My morning began at 5 a.m. with a phone call when I was still deep asleep, By the time I stumbled out of bed and figured out where my phone was – in the cab beneath my RV’s upper bunk – it had stopped ringing.

After crawling back into bed and snuggling back beneath the covers because it was quite a chilly morning here in Pendleton, Oregon, where I’m parked in the farmyard of a friend’s mother, I hit the redial button.

It was my daughter-in-law, Cindi, in Texas who rang to tell me the books I had ordered from Amazon had arrived. They included Susan Albert’s “Bleeding Heart,” the next in the China Bayles’ books I’m reading and one that hadn’t been available on Kindle.

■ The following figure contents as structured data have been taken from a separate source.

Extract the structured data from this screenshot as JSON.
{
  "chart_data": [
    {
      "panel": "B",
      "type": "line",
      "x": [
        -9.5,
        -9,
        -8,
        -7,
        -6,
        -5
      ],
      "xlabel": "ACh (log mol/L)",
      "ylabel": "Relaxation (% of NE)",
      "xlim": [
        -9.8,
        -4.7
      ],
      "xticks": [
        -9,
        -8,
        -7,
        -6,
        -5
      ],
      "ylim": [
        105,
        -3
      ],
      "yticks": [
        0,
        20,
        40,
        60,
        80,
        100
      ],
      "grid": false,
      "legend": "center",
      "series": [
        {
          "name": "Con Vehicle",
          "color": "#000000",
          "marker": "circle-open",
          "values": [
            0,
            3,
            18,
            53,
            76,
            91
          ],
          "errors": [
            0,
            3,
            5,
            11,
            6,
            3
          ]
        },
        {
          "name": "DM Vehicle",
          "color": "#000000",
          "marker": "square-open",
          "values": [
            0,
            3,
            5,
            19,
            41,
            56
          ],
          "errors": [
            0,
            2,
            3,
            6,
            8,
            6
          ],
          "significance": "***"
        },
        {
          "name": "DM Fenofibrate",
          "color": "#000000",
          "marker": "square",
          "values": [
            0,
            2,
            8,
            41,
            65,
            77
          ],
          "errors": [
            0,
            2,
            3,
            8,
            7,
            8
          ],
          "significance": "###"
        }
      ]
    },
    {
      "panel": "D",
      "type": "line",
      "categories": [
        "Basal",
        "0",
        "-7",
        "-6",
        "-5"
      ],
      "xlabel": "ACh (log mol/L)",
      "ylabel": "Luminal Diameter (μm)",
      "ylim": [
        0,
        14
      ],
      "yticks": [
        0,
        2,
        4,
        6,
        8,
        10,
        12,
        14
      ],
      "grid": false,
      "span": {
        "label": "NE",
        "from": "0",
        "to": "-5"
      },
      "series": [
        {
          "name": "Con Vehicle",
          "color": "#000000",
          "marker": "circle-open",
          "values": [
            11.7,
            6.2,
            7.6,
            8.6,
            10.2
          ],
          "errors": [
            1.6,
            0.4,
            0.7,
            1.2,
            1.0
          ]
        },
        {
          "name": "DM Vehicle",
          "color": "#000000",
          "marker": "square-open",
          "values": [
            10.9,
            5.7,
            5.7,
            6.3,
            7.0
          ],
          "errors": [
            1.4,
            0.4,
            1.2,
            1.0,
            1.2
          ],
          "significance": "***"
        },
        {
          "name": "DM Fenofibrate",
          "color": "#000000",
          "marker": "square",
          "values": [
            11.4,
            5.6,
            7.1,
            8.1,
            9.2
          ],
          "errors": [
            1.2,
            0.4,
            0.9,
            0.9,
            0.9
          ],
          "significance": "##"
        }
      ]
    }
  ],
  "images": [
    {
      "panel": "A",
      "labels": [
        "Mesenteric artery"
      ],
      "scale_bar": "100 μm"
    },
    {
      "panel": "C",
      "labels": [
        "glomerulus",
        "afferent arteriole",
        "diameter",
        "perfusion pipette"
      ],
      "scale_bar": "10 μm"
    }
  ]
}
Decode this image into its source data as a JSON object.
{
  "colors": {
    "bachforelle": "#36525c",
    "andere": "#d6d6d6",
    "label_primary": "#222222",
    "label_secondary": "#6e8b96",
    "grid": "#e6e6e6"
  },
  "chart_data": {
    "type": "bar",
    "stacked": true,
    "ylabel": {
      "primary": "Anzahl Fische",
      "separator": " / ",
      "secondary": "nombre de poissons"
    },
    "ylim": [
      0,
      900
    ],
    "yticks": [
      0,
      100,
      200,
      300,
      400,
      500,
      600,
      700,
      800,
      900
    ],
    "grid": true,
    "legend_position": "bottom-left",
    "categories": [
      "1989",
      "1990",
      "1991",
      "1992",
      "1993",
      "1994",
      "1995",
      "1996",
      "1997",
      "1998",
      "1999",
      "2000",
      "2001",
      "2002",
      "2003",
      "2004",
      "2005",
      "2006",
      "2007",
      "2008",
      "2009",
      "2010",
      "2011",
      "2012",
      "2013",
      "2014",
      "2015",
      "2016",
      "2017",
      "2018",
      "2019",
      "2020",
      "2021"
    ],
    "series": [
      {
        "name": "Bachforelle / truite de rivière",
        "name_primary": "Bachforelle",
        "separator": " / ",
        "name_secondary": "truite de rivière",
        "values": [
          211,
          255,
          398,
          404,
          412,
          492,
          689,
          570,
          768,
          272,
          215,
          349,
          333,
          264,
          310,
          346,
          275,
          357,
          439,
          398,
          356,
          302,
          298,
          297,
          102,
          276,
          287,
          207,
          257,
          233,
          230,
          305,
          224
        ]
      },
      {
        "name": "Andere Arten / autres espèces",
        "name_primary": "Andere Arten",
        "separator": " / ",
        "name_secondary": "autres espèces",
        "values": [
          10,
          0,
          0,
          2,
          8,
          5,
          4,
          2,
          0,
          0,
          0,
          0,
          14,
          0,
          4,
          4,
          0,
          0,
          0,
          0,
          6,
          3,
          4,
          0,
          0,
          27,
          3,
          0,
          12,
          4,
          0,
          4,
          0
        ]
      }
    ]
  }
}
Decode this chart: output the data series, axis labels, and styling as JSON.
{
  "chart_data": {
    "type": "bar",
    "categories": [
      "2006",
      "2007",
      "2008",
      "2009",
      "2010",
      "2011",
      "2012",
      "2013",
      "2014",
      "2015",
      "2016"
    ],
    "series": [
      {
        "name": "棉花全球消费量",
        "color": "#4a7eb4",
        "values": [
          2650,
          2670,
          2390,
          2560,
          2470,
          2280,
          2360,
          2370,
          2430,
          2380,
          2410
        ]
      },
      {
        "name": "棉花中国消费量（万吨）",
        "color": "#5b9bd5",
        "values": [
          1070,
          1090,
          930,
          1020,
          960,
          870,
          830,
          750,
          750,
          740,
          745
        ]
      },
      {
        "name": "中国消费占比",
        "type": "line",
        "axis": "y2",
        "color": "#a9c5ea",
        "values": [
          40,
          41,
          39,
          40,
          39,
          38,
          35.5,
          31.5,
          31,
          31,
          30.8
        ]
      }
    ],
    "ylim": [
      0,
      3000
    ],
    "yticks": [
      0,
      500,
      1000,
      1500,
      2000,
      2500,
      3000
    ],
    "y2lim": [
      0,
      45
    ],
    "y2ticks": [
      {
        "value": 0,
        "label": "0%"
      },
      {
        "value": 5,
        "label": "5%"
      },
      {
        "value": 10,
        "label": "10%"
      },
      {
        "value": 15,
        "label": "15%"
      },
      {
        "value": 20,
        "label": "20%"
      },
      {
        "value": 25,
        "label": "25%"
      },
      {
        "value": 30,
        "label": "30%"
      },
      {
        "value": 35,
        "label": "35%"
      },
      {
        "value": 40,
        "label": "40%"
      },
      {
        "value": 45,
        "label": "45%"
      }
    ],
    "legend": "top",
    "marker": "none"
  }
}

A much better look at a northern flicker, this one a male. -- Photo by Joanne Kamo

I said, perhaps a bit snippy: “It’s o-dark-hundred here. I’m in the Pacific time zone and two hours earlier than where you are.”

“Oh,” she responded. But then of course we chatted for a while. I couldn’t be too angry because she’s my traveling guardian angel and has handled all my mail for the past seven years. .

After we hung up, I tried to go back to sleep, but unlike my dog, Maggie, who never even lifted her head at the phone call, sleep had vanished for the day. So I got up, fixed coffee and sat down in front of my computer, alternating between answering e-mails and watching the day arrive out my window.

I was rewarded with a pair of northern flickers messing around a tree near my RV. I tried to get a picture, but it was dark and my photo turned out poorly. I thought you might want to see it anyway, but I added a photo taken by Joanne Kamo  http://www.pbase.com/jitams to give you a better look.

Meanwhile, I did enjoy watching the pair of large woodpeckers – that’s the family to which northern flickers belong. They stayed around for quite a while poking around the tree, and sticking their heads into a couple of holes it contained. If Cindi hadn’t called I would have missed them all together.

Life’s like that. It throws you a curve ball, then apologizes with a slow pitch you can’t miss.